Its Orchestrion and Orchestrion Hall
Hammondsport Herald, May 31, 1876,
reprinted from the Elmira Advertiser
Hammondsport is located in Steuben county, at the head of Lake Keuka, that is the material part of it is so located.—When you get there if you don't look out you'll think it reaches into the confines of Paradise, if not a little ways over the border. Every one knows now how to get [to] Hammondsport. You go to Bath on the Erie and then take Capt. Wood's three-foot road for about twenty-five minutes, and there you are. There is no nonsense meant in taking Capt. Wood's road. In contrast with the great coaches and trains of the Erie, a full-grown man will be excusable for feeling just a little backward about the Bath and Hammondsport road. He may conclude it would be better to put engine and cars in his overcoat pocket and walk over, or take them to his little boy to play with. But everything that is good and useful is not necessarily big. Some small parcels are apt to be quite valuable.
This Bath and Hammondsport road is an evidence that a railroad can be built anywhere, where you can find space enough to lay a common sidewalk, and the success that has attended this enterprise should spur up every locality that may be a little out of the great thoroughfares of travel to an effort to get in the world. The guage is only a three foot one, the engine is very small, not over sixteen tons in weight, and the three round trips of about sixteen miles each, are daily run at the expense of not over ten bushels of coal, not enough fuel to build a fire in an Erie locomotive. The cars are light and small, but quite roomy; the freight cars so small as to dispense with a great deal of dead weight, while they will carry about as many tons as a larger car. It is worth while to go to Hammondsport, simply to go over this road. In one place, coming towards Bath, you ascend a grade of about one hundred and thirty-two feet to the mile. It is only fun for the engine even with a full load. We cannot omit to mention the name of "Sid" Reynolds, who runs the machine; is known all along the line, and sometimes stoops down while his train is in motion to catch a cap full of apples that some boys have gathered for him. N. W. Bennett is the Superintendent and Conductor, and it is all right where he is. Capt A. Wood has secured the best of men to help him run his road. Care and courtesy, such as they ceaselessly exhibit, would bring success from even a less sure thing than the Bath and Hammondsport road.
Of course, there is another way to reach such a prominent point as Hammondsport. In the summer time, you can go to Penn Yan, by the Northern Central Railway, where it is is claimed the new Soldiers' Home is to be located, and where reside a great many men whose names are well known throughout the country. You can take one of Com. Farley Holmes' boats and go up Lake Keuka, which while you are on it, you will wish was a thousand miles long, it is so beautiful, just as the man who stopped at the Urbana Company's cellars, on the way, wished for certain reasons which will readily suggest themselves, that he had a throat as long as a giraffe's.
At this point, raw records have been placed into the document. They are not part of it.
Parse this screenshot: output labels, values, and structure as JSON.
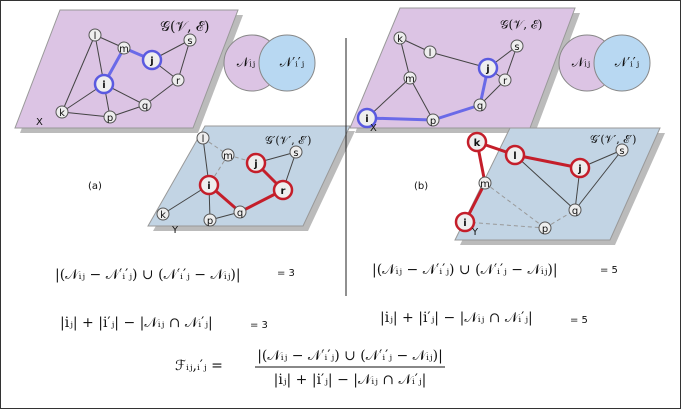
{
  "panels": [
    {
      "label": "(a)",
      "top": {
        "title": "𝒢(𝒱, ℰ)",
        "corner": "X",
        "nodes": [
          "l",
          "m",
          "j",
          "s",
          "i",
          "r",
          "k",
          "p",
          "q"
        ]
      },
      "venn": [
        "𝒩ᵢⱼ",
        "𝒩′ᵢ′ⱼ"
      ],
      "bottom": {
        "title": "𝒢′(𝒱′, ℰ′)",
        "corner": "Y",
        "nodes": [
          "l",
          "m",
          "j",
          "s",
          "i",
          "r",
          "k",
          "p",
          "q"
        ]
      },
      "formulas": [
        {
          "text": "|(𝒩ᵢⱼ − 𝒩′ᵢ′ⱼ) ∪ (𝒩′ᵢ′ⱼ − 𝒩ᵢⱼ)|",
          "result": "= 3"
        },
        {
          "text": "|iⱼ| + |i′ⱼ| − |𝒩ᵢⱼ ∩ 𝒩ᵢ′ⱼ|",
          "result": "= 3"
        }
      ]
    },
    {
      "label": "(b)",
      "top": {
        "title": "𝒢(𝒱, ℰ)",
        "corner": "X",
        "nodes": [
          "k",
          "l",
          "s",
          "j",
          "m",
          "r",
          "i",
          "p",
          "q"
        ]
      },
      "venn": [
        "𝒩ᵢⱼ",
        "𝒩′ᵢ′ⱼ"
      ],
      "bottom": {
        "title": "𝒢′(𝒱′, ℰ′)",
        "corner": "Y",
        "nodes": [
          "k",
          "l",
          "j",
          "s",
          "m",
          "q",
          "p",
          "i"
        ]
      },
      "formulas": [
        {
          "text": "|(𝒩ᵢⱼ − 𝒩′ᵢ′ⱼ) ∪ (𝒩′ᵢ′ⱼ − 𝒩ᵢⱼ)|",
          "result": "= 5"
        },
        {
          "text": "|iⱼ| + |i′ⱼ| − |𝒩ᵢⱼ ∩ 𝒩ᵢ′ⱼ|",
          "result": "= 5"
        }
      ]
    }
  ],
  "final": {
    "lhs": "ℱᵢⱼ,ᵢ′ⱼ =",
    "numerator": "|(𝒩ᵢⱼ − 𝒩′ᵢ′ⱼ) ∪ (𝒩′ᵢ′ⱼ − 𝒩ᵢⱼ)|",
    "denominator": "|iⱼ| + |i′ⱼ| − |𝒩ᵢⱼ ∩ 𝒩ᵢ′ⱼ|"
  }
}
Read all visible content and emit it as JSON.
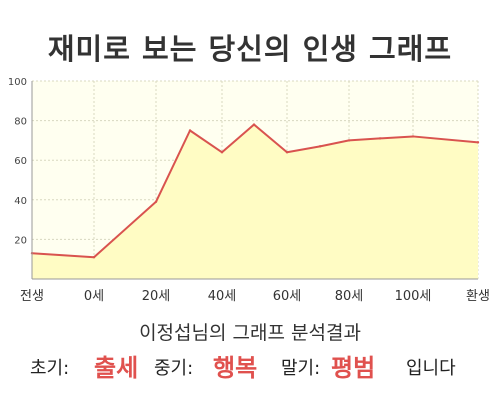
{
  "title": "재미로 보는 당신의 인생 그래프",
  "chart_data": {
    "type": "area",
    "title": "재미로 보는 당신의 인생 그래프",
    "x_tick_labels": [
      "전생",
      "0세",
      "20세",
      "40세",
      "60세",
      "80세",
      "100세",
      "환생"
    ],
    "x": [
      "전생",
      "0세",
      "20세",
      "30세",
      "40세",
      "50세",
      "60세",
      "70세",
      "80세",
      "90세",
      "100세",
      "환생"
    ],
    "values": [
      13,
      11,
      39,
      75,
      64,
      78,
      64,
      67,
      70,
      71,
      72,
      69
    ],
    "ylim": [
      0,
      100
    ],
    "y_ticks": [
      20,
      40,
      60,
      80,
      100
    ],
    "grid": true,
    "line_color": "#d9534f",
    "fill_color": "#fffcc4",
    "plot_bg": "#fffff0"
  },
  "result": {
    "subtitle": "이정섭님의 그래프 분석결과",
    "early_label": "초기:",
    "early_value": "출세",
    "middle_label": "중기:",
    "middle_value": "행복",
    "late_label": "말기:",
    "late_value": "평범",
    "suffix": "입니다"
  },
  "colors": {
    "highlight": "#e0514e",
    "text": "#333333"
  }
}
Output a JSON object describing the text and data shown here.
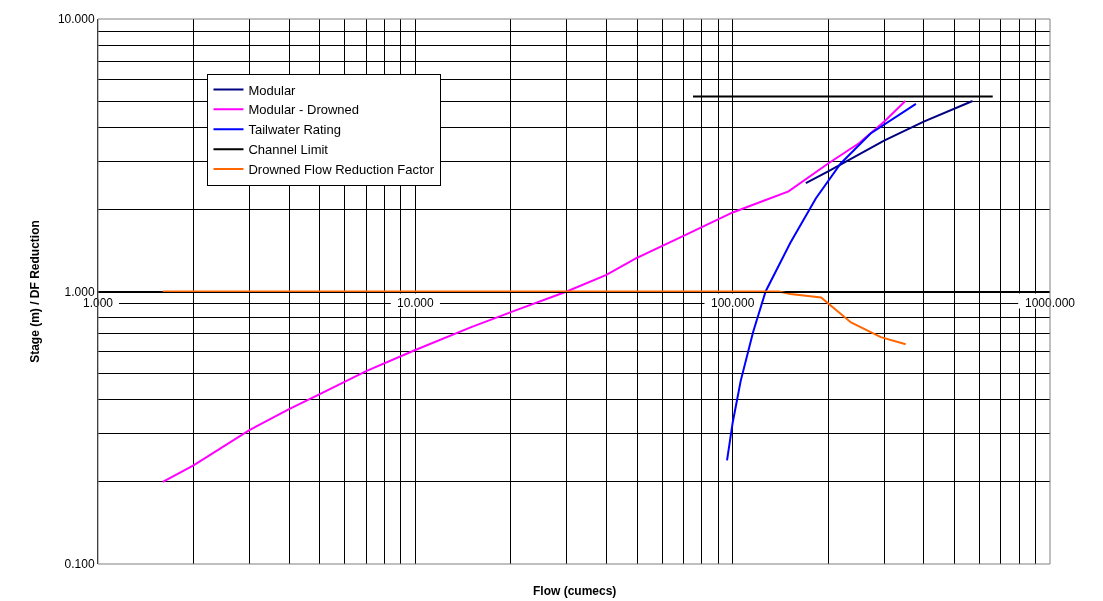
{
  "chart_data": {
    "type": "line",
    "xlabel": "Flow (cumecs)",
    "ylabel": "Stage (m) / DF Reduction",
    "log": "xy",
    "grid": true,
    "legend": "top left",
    "marker": "none",
    "line_style": "solid",
    "xlim": [
      1,
      1000
    ],
    "ylim": [
      0.1,
      10
    ],
    "xticks": [
      {
        "value": 1,
        "label": "1.000"
      },
      {
        "value": 2,
        "label": null
      },
      {
        "value": 3,
        "label": null
      },
      {
        "value": 4,
        "label": null
      },
      {
        "value": 5,
        "label": null
      },
      {
        "value": 6,
        "label": null
      },
      {
        "value": 7,
        "label": null
      },
      {
        "value": 8,
        "label": null
      },
      {
        "value": 9,
        "label": null
      },
      {
        "value": 10,
        "label": "10.000"
      },
      {
        "value": 20,
        "label": null
      },
      {
        "value": 30,
        "label": null
      },
      {
        "value": 40,
        "label": null
      },
      {
        "value": 50,
        "label": null
      },
      {
        "value": 60,
        "label": null
      },
      {
        "value": 70,
        "label": null
      },
      {
        "value": 80,
        "label": null
      },
      {
        "value": 90,
        "label": null
      },
      {
        "value": 100,
        "label": "100.000"
      },
      {
        "value": 200,
        "label": null
      },
      {
        "value": 300,
        "label": null
      },
      {
        "value": 400,
        "label": null
      },
      {
        "value": 500,
        "label": null
      },
      {
        "value": 600,
        "label": null
      },
      {
        "value": 700,
        "label": null
      },
      {
        "value": 800,
        "label": null
      },
      {
        "value": 900,
        "label": null
      },
      {
        "value": 1000,
        "label": "1000.000"
      }
    ],
    "yticks": [
      {
        "value": 0.1,
        "label": "0.100"
      },
      {
        "value": 0.2,
        "label": null
      },
      {
        "value": 0.3,
        "label": null
      },
      {
        "value": 0.4,
        "label": null
      },
      {
        "value": 0.5,
        "label": null
      },
      {
        "value": 0.6,
        "label": null
      },
      {
        "value": 0.7,
        "label": null
      },
      {
        "value": 0.8,
        "label": null
      },
      {
        "value": 0.9,
        "label": null
      },
      {
        "value": 1,
        "label": "1.000"
      },
      {
        "value": 2,
        "label": null
      },
      {
        "value": 3,
        "label": null
      },
      {
        "value": 4,
        "label": null
      },
      {
        "value": 5,
        "label": null
      },
      {
        "value": 6,
        "label": null
      },
      {
        "value": 7,
        "label": null
      },
      {
        "value": 8,
        "label": null
      },
      {
        "value": 9,
        "label": null
      },
      {
        "value": 10,
        "label": "10.000"
      }
    ],
    "series": [
      {
        "name": "Modular",
        "color": "#000080",
        "x": [
          170,
          200,
          300,
          400,
          570
        ],
        "values": [
          2.5,
          2.76,
          3.58,
          4.2,
          5.0
        ]
      },
      {
        "name": "Modular - Drowned",
        "color": "#ff00ff",
        "x": [
          1.6,
          2,
          3,
          4,
          5,
          7,
          10,
          15,
          20,
          30,
          40,
          50,
          70,
          100,
          150,
          200,
          250,
          300,
          350
        ],
        "values": [
          0.2,
          0.23,
          0.31,
          0.37,
          0.42,
          0.51,
          0.61,
          0.74,
          0.84,
          1.0,
          1.15,
          1.33,
          1.6,
          1.95,
          2.33,
          2.95,
          3.5,
          4.2,
          5.0
        ]
      },
      {
        "name": "Tailwater Rating",
        "color": "#0000ff",
        "x": [
          96,
          100,
          106,
          116,
          127,
          152,
          183,
          219,
          272,
          378
        ],
        "values": [
          0.24,
          0.33,
          0.47,
          0.71,
          1.0,
          1.51,
          2.2,
          2.95,
          3.8,
          4.88
        ]
      },
      {
        "name": "Channel Limit",
        "color": "#000000",
        "x": [
          75,
          660
        ],
        "values": [
          5.2,
          5.2
        ]
      },
      {
        "name": "Drowned Flow Reduction Factor",
        "color": "#ff6600",
        "x": [
          1.6,
          10,
          100,
          140,
          152,
          190,
          236,
          293,
          351
        ],
        "values": [
          1.0,
          1.0,
          1.0,
          1.0,
          0.98,
          0.95,
          0.77,
          0.68,
          0.64
        ]
      }
    ]
  }
}
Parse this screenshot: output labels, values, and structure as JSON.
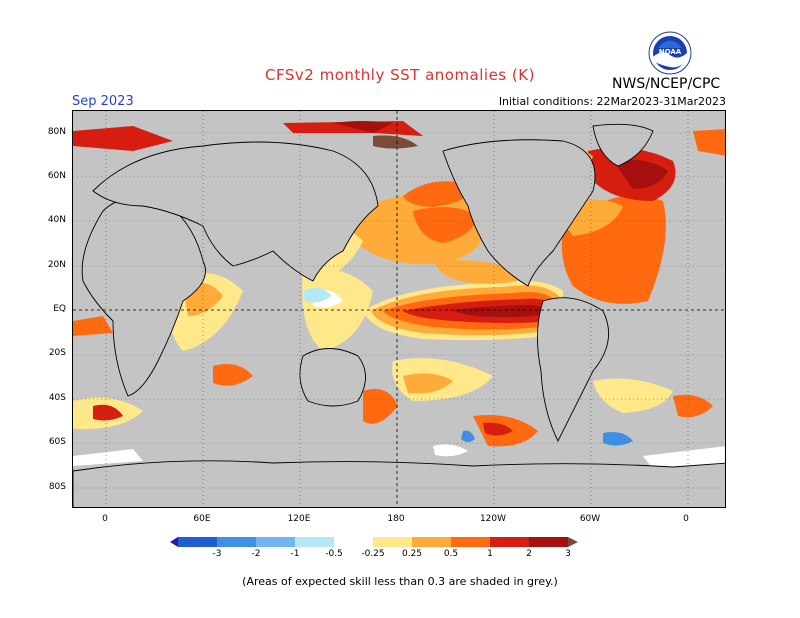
{
  "title": "CFSv2 monthly SST anomalies (K)",
  "agency": "NWS/NCEP/CPC",
  "logo_text": "NOAA",
  "forecast_month": "Sep 2023",
  "initial_conditions": "Initial conditions: 22Mar2023-31Mar2023",
  "footnote": "(Areas of expected skill less than 0.3 are shaded in grey.)",
  "map": {
    "lat_labels": [
      "80N",
      "60N",
      "40N",
      "20N",
      "EQ",
      "20S",
      "40S",
      "60S",
      "80S"
    ],
    "lon_labels": [
      "0",
      "60E",
      "120E",
      "180",
      "120W",
      "60W",
      "0"
    ]
  },
  "colorbar": {
    "labels": [
      "-3",
      "-2",
      "-1",
      "-0.5",
      "-0.25",
      "0.25",
      "0.5",
      "1",
      "2",
      "3"
    ],
    "colors": [
      "#2a1a9c",
      "#1f5fcf",
      "#3f8fe6",
      "#72b5f0",
      "#b4e8f6",
      "#ffffff",
      "#ffe88a",
      "#ffab3a",
      "#ff6a10",
      "#d51e10",
      "#a50f0f",
      "#7a4a3a"
    ]
  },
  "colors": {
    "land": "#c4c4c4",
    "skill_mask": "#c4c4c4",
    "title": "#e03030",
    "month": "#2a3fd0"
  }
}
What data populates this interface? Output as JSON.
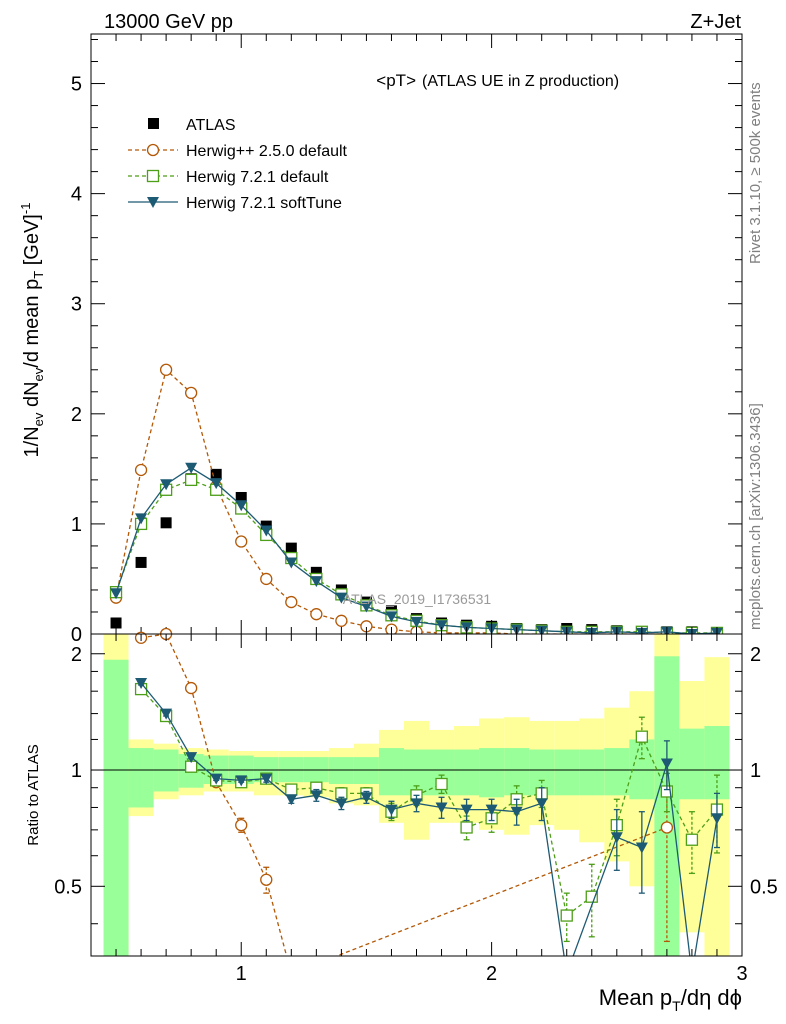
{
  "header": {
    "left": "13000 GeV pp",
    "right": "Z+Jet"
  },
  "side": {
    "rivet_text": "Rivet 3.1.10, ≥ 500k events",
    "mcplots_text": "mcplots.cern.ch [arXiv:1306.3436]"
  },
  "chart_data": {
    "type": "line",
    "title": "<pT> (ATLAS UE in Z production)",
    "title_main": "<pT>",
    "title_sub": "(ATLAS UE in Z production)",
    "watermark": "ATLAS_2019_I1736531",
    "xlabel": "Mean p_T/dη dϕ",
    "xlabel_parts": {
      "pre": "Mean p",
      "sub": "T",
      "post": "/dη dϕ"
    },
    "ylabel": "1/N_ev dN_ev/d mean p_T [GeV]^-1",
    "ylabel_parts": {
      "a": "1/N",
      "a_sub": "ev",
      "b": " dN",
      "b_sub": "ev",
      "c": "/d mean p",
      "c_sub": "T",
      "d": " [GeV]",
      "d_sup": "-1"
    },
    "ratio_ylabel": "Ratio to ATLAS",
    "xlim": [
      0.4,
      3.0
    ],
    "ylim": [
      0,
      5.45
    ],
    "ratio_ylim": [
      0.33,
      2.25
    ],
    "x_ticks": [
      1,
      2,
      3
    ],
    "x_tick_labels": [
      "1",
      "2",
      "3"
    ],
    "y_ticks": [
      0,
      1,
      2,
      3,
      4,
      5
    ],
    "y_tick_labels": [
      "0",
      "1",
      "2",
      "3",
      "4",
      "5"
    ],
    "ratio_y_ticks": [
      0.5,
      1,
      2
    ],
    "ratio_y_tick_labels": [
      "0.5",
      "1",
      "2"
    ],
    "x": [
      0.5,
      0.6,
      0.7,
      0.8,
      0.9,
      1.0,
      1.1,
      1.2,
      1.3,
      1.4,
      1.5,
      1.6,
      1.7,
      1.8,
      1.9,
      2.0,
      2.1,
      2.2,
      2.3,
      2.4,
      2.5,
      2.6,
      2.7,
      2.8,
      2.9
    ],
    "series": [
      {
        "name": "ATLAS",
        "style": "data",
        "color": "#000000",
        "values": [
          0.1,
          0.65,
          1.01,
          1.41,
          1.45,
          1.24,
          0.98,
          0.78,
          0.56,
          0.4,
          0.29,
          0.21,
          0.14,
          0.1,
          0.08,
          0.07,
          0.05,
          0.04,
          0.05,
          0.04,
          0.03,
          0.02,
          0.02,
          0.02,
          0.01
        ],
        "ratio": null
      },
      {
        "name": "Herwig++ 2.5.0 default",
        "style": "circle-dashed",
        "color": "#b35806",
        "values": [
          0.33,
          1.49,
          2.4,
          2.19,
          1.34,
          0.84,
          0.5,
          0.29,
          0.18,
          0.12,
          0.07,
          0.04,
          0.02,
          0.01,
          0.01,
          0.01,
          0.0,
          0.0,
          0.0,
          0.0,
          0.0,
          0.0,
          0.0,
          0.0,
          0.0
        ],
        "ratio": [
          null,
          2.2,
          2.25,
          1.63,
          0.93,
          0.72,
          0.52,
          0.27,
          null,
          null,
          null,
          null,
          null,
          null,
          null,
          null,
          null,
          null,
          null,
          null,
          null,
          null,
          0.71,
          null,
          null
        ],
        "ratio_err": [
          0,
          0.03,
          0.03,
          0.02,
          0.02,
          0.03,
          0.04,
          0.06,
          0,
          0,
          0,
          0,
          0,
          0,
          0,
          0,
          0,
          0,
          0,
          0,
          0,
          0,
          0.35,
          0,
          0
        ]
      },
      {
        "name": "Herwig 7.2.1 default",
        "style": "square-dashed",
        "color": "#4d9e18",
        "values": [
          0.38,
          1.0,
          1.31,
          1.4,
          1.31,
          1.14,
          0.9,
          0.69,
          0.5,
          0.36,
          0.26,
          0.17,
          0.12,
          0.08,
          0.06,
          0.05,
          0.04,
          0.03,
          0.02,
          0.02,
          0.02,
          0.02,
          0.01,
          0.01,
          0.01
        ],
        "ratio": [
          null,
          1.62,
          1.38,
          1.02,
          0.94,
          0.93,
          0.95,
          0.89,
          0.9,
          0.87,
          0.87,
          0.78,
          0.86,
          0.92,
          0.71,
          0.75,
          0.84,
          0.87,
          0.42,
          0.47,
          0.72,
          1.22,
          0.88,
          0.66,
          0.79
        ],
        "ratio_err": [
          0,
          0.02,
          0.02,
          0.01,
          0.01,
          0.01,
          0.02,
          0.02,
          0.03,
          0.03,
          0.03,
          0.04,
          0.05,
          0.05,
          0.05,
          0.06,
          0.07,
          0.07,
          0.06,
          0.1,
          0.12,
          0.15,
          0.1,
          0.12,
          0.18
        ]
      },
      {
        "name": "Herwig 7.2.1 softTune",
        "style": "triangle-solid",
        "color": "#1d5a73",
        "values": [
          0.37,
          1.05,
          1.36,
          1.51,
          1.37,
          1.17,
          0.94,
          0.65,
          0.48,
          0.33,
          0.25,
          0.16,
          0.11,
          0.08,
          0.06,
          0.05,
          0.04,
          0.03,
          0.02,
          0.01,
          0.02,
          0.01,
          0.02,
          0.0,
          0.01
        ],
        "ratio": [
          null,
          1.68,
          1.4,
          1.08,
          0.95,
          0.94,
          0.95,
          0.84,
          0.86,
          0.82,
          0.85,
          0.79,
          0.82,
          0.8,
          0.79,
          0.79,
          0.78,
          0.82,
          0.2,
          null,
          0.67,
          0.63,
          1.04,
          0.25,
          0.75
        ],
        "ratio_err": [
          0,
          0.02,
          0.02,
          0.01,
          0.01,
          0.01,
          0.02,
          0.02,
          0.03,
          0.03,
          0.03,
          0.04,
          0.04,
          0.05,
          0.05,
          0.05,
          0.06,
          0.08,
          0.1,
          0,
          0.12,
          0.15,
          0.15,
          0.2,
          0.12
        ]
      }
    ],
    "ratio_bands": {
      "x_edges": [
        0.45,
        0.55,
        0.65,
        0.75,
        0.85,
        0.95,
        1.05,
        1.15,
        1.25,
        1.35,
        1.45,
        1.55,
        1.65,
        1.75,
        1.85,
        1.95,
        2.05,
        2.15,
        2.25,
        2.35,
        2.45,
        2.55,
        2.65,
        2.75,
        2.85,
        2.95
      ],
      "inner_color": "#99ff99",
      "outer_color": "#ffff99",
      "inner_lo": [
        0.33,
        0.8,
        0.88,
        0.9,
        0.92,
        0.92,
        0.93,
        0.93,
        0.93,
        0.92,
        0.92,
        0.86,
        0.86,
        0.86,
        0.86,
        0.85,
        0.86,
        0.86,
        0.86,
        0.86,
        0.86,
        0.84,
        0.33,
        0.84,
        0.84
      ],
      "inner_hi": [
        1.93,
        1.14,
        1.13,
        1.1,
        1.09,
        1.09,
        1.08,
        1.08,
        1.08,
        1.08,
        1.08,
        1.14,
        1.13,
        1.13,
        1.13,
        1.14,
        1.14,
        1.13,
        1.13,
        1.13,
        1.14,
        1.2,
        1.97,
        1.28,
        1.3
      ],
      "outer_lo": [
        0.33,
        0.76,
        0.84,
        0.86,
        0.88,
        0.88,
        0.86,
        0.86,
        0.85,
        0.82,
        0.81,
        0.73,
        0.66,
        0.73,
        0.73,
        0.7,
        0.68,
        0.72,
        0.7,
        0.65,
        0.58,
        0.5,
        0.33,
        0.38,
        0.33
      ],
      "outer_hi": [
        2.25,
        1.2,
        1.17,
        1.14,
        1.13,
        1.12,
        1.12,
        1.12,
        1.12,
        1.14,
        1.17,
        1.27,
        1.34,
        1.27,
        1.3,
        1.36,
        1.37,
        1.34,
        1.34,
        1.36,
        1.45,
        1.6,
        2.25,
        1.7,
        1.96
      ]
    }
  }
}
The people of Hammondsport are alive. In one respect they resemble Elmirans. What is for the interest of their town, they all turn in and help forward. One likes to get amongst such a people. Local pride is something good to see and deserves to be fostered. The place is becoming quite noted as a summer resort or a point to be made by excursion parties and attractions are multiplied to draw them thither. On the hill side, overlooking the town, Mrs. Fach, formerly of Rochester, has built a very noticeable place. We are not clear in our mind whether the Orchestrion it holds, was built for it, or it for the Orchestrion, for they fit one another as a candle fits the socket. The building is a large three story one, standing on the terraced hill side that overlooks the town and the Lake. The view from its broad verandahs is not to be surpassed anywhere.
The Orchestrion is one of the largest in this country, cost $12,000, and was put up by Bernard Dufuer, of Buffalo, who is a manufacturer of such instruments. It plays twelve tunes, or perhaps better, has twelve cylinders, with any number of tunes, and the music it makes is decidedly pleasing. It is worth going a distance to see and hear.
On Tuesday the Hall was opened and dedicated. People came into the town from all sections around about there, some even going from Elmira. Bath was largely represented, and Penn Yan sent up a strong delegation headed by a brass band. It was a regular centennial all day, and in the evening a continuance of the same. There must have been five or six hundred people in the Hall at one or another time during the night's festivities, Greisinger's full Orchestra from Bath providing the music for the dancers. The whole affair was a pronounced success, and all those, upon whose shoulders fell the responsibility of it, are pleased and happy, and deserve to be congratulated. We trust that it is an omen propitious of the character of the season just commencing.